The Butterflies Are Not Immediately Obvious
After entering the valley I was quite taken back, not by the butterflies, but their apparent absence. Two or three butterflies did flutter past as we made our way along the path, but that was all, until the visitors to the valley had inadvertently disturbed them.
And there they were, in all their glory- the magnificent Jersey Tiger Moths. Literally thousands of butterflies descended upon on us, and only then did it become apparent that the butterflies were everywhere, and I mean everywhere. They had camouflaged really well amongst the foliage and the trees. When in flight, the butterflies expose bright orange/red inner wings but when resting with the wings drawn back, they are brown with cream colored markings.

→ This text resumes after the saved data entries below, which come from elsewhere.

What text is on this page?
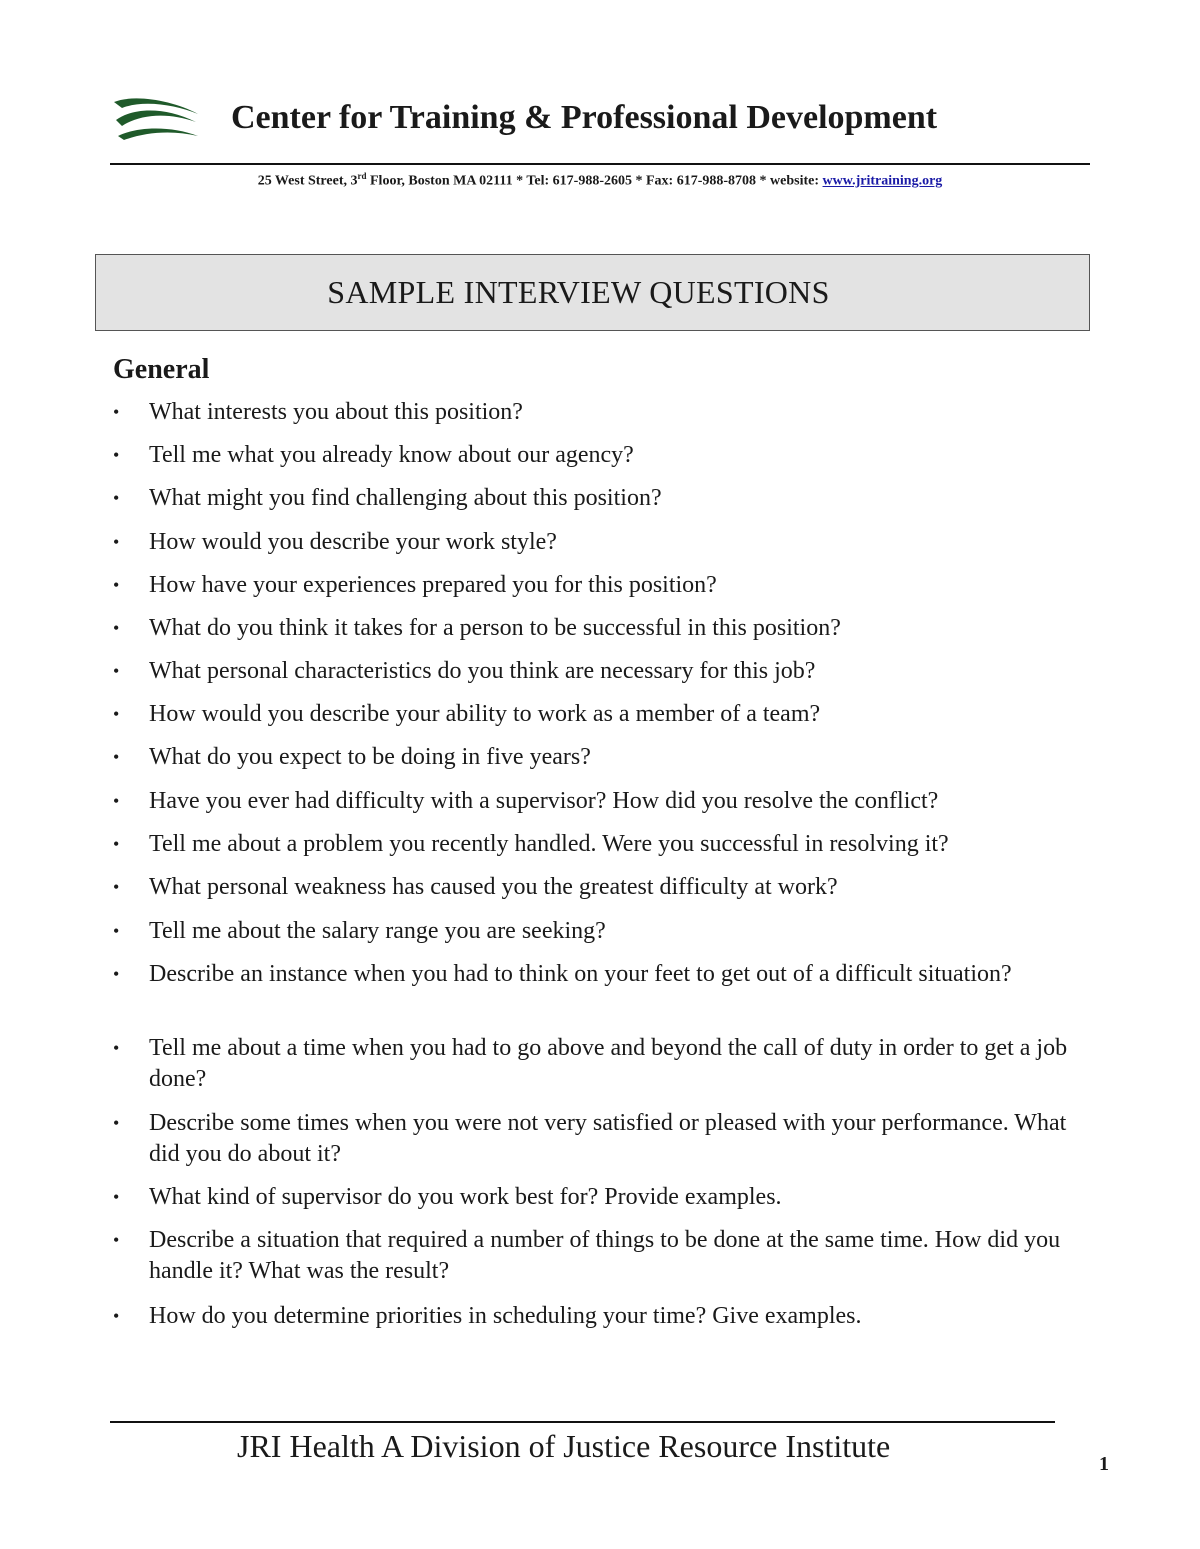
Center for Training & Professional Development
25 West Street, 3rd Floor, Boston MA 02111 * Tel: 617-988-2605 * Fax: 617-988-8708 * website: www.jritraining.org
SAMPLE INTERVIEW QUESTIONS
General
•	What interests you about this position?
•	Tell me what you already know about our agency?
•	What might you find challenging about this position?
•	How would you describe your work style?
•	How have your experiences prepared you for this position?
•	What do you think it takes for a person to be successful in this position?
•	What personal characteristics do you think are necessary for this job?
•	How would you describe your ability to work as a member of a team?
•	What do you expect to be doing in five years?
•	Have you ever had difficulty with a supervisor? How did you resolve the conflict?
•	Tell me about a problem you recently handled. Were you successful in resolving it?
•	What personal weakness has caused you the greatest difficulty at work?
•	Tell me about the salary range you are seeking?
•	Describe an instance when you had to think on your feet to get out of a difficult situation?
•	Tell me about a time when you had to go above and beyond the call of duty in order to get a job done?
•	Describe some times when you were not very satisfied or pleased with your performance. What did you do about it?
•	What kind of supervisor do you work best for? Provide examples.
•	Describe a situation that required a number of things to be done at the same time. How did you handle it? What was the result?
•	How do you determine priorities in scheduling your time? Give examples.
JRI Health A Division of Justice Resource Institute	1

Jersey Tiger Moths Settling on the TreesClick thumbnail to view full-size
Jersey Tiger Moth
No Clapping At The Valley Of The Butterflies
The Jersey Tiger Moth (Euplagia quadripunctaria) isn't really a butterfly at all, but as the name suggests, a moth, a day flying moth to be precise. The butterflies, or moths, make their way to Petaloudes Valley during late May, they are attracted to the valley by the vanilla scent of Oriental Sweetgum tree (Liquidambar orientalis) and the region's humidity.
Unfortunately, the Jersey Tigers' numbers are dwindling, not because of threats to their habitat, predation or the myriad of threats faced by other declining species, but due to disturbance from humans.
The Jersey Tiger does not have a stomach, and during the months of July and August will settle in the valley to breed. During this period, the Tiger Moths will live entirely off their body fat. Consequently, when they are disturbed, they will tend to fly around without settling which considerably depletes their levels of energy.
As a result, visitors are prohibited from to clapping, shouting or making any noise which might startle the butterflies.
Butterfly Valley is in Two Parts.
Of course, the main attraction to the Valley is the butterflies, however, Petaloudes really is a stunning region. The valley is lined with Oriental Sweetgum and pine trees, amongst others, and a stream runs through the centre. There are various bridges, waterfalls and ponds covered with lily pads.
Even in the sweltering heat, the trail makes for a pleasant walk. The pathway is completely shaded by trees, offering visitors some much needed relief from the sun.
When approaching the second part of the valley, visitors are offered the option to take the small wooden train to the pinnacle. The second part of the trail is all uphill, and all steps, taking around an hour to complete. I opted for the train and then walked back down the path.
Pictures of Butterfly Valley, RhodesClick thumbnail to view full-size
The Monastery of Kalopetra
At the top of the Valley sits a beautiful, although very small, monastery, The Monastery of Kalopetra. Built in 1780, the monastery was founded by the exiled Alexandros Ypsilantis.
The reasons Ypsilantis founded the monastery are uncertain, some believe that he established the monastery after bring his daughter, who suffered from Tuberculosis, to the area in search of a cure. The spring water from the mountain was believed to have therapeutic properties. Legend has it that out of gratitude, Ypsilantis founded the monastery to honour the Virgin Mary. In contrast, other stories maintain that he founded the monastery after seeing a divine light shining from the area, which helped him and his children survive a dangerous sea storm. I guess we'll never know.
The interior of the monastery is quite exquisite; beautiful paintings adorn the alter as do ornate wooden carvings, and the building is surrounded by a pleasant terrace with exceptional views across the valley.